The other was Mr Hammond, who had been a swell in his day but had made a mistake in London which was never to be spoken of, but had put him in Queer Street, so that he could no longer be in business. When I was tiny he took me on the train to the West Cliff marshalling yard at Whitby and we would watch a little 172-class cutting fruit and fish specials. That was the engine for me because it had a name: Robin. As we watched, Mr Hammond smoked cigarettes and told me the differences between a handbrake, an engine brake and a vacuum brake, and so on. He was very amiable considering I was just a kid. "The smoke box is at the front of the engine,' he would say, 'and the firebox is at the back.' He must have told me that hundreds of times before it sank in.

Later on, Dad and I would ride the train to Darlington to watch the Atlantics flying down the main line. After every one that went past, I would look up at him and say, 'What about that, Dad?' and the poor fellow always had to think of something to say, for I had no mother after all.

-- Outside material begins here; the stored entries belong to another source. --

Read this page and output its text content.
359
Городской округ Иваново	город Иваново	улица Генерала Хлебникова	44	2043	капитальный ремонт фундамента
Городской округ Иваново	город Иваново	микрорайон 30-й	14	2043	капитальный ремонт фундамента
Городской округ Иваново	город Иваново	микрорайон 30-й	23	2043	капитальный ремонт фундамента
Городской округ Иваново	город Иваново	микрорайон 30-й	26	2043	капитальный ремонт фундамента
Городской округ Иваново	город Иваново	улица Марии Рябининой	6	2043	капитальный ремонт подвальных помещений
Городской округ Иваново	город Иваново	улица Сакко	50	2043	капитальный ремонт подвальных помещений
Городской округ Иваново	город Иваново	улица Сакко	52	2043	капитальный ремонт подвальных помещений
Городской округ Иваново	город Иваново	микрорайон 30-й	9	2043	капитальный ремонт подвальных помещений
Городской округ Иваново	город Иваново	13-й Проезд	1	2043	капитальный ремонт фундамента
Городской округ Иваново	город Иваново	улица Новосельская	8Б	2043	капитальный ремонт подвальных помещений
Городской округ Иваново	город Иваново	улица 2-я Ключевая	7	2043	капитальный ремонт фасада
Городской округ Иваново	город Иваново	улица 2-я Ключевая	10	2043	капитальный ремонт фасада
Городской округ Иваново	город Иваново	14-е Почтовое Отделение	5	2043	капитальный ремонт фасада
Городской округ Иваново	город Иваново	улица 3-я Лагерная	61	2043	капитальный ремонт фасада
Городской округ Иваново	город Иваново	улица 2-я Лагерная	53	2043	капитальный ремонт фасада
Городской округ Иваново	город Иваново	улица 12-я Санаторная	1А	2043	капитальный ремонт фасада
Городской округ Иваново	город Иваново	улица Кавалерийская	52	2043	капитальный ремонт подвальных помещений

I had no aspirations to a life at sea; I did not want to be a butcher either. I would look at the letters on Dad's shop -'Stringer: Family Butcher' – and wonder what there was 'family' about it. I remember the barrels of ice in the cold room at the back and the fire in the shop at the front – those two always fighting each other, it wore me out to think of it somehow. My ambition instead was to be on the railways. I read everything I could lay my hands on that had for a subject trains, and had The Railway Magazine every month for 6d, which my Dad paid for because he thought it was improving. Not that he wanted me on the railways. Dad wanted me in his shop, but he changed his tune when myself and three other lads from Baytown were offered five bob each to build a bonfire for Captain Fairclough's firework-night carnival.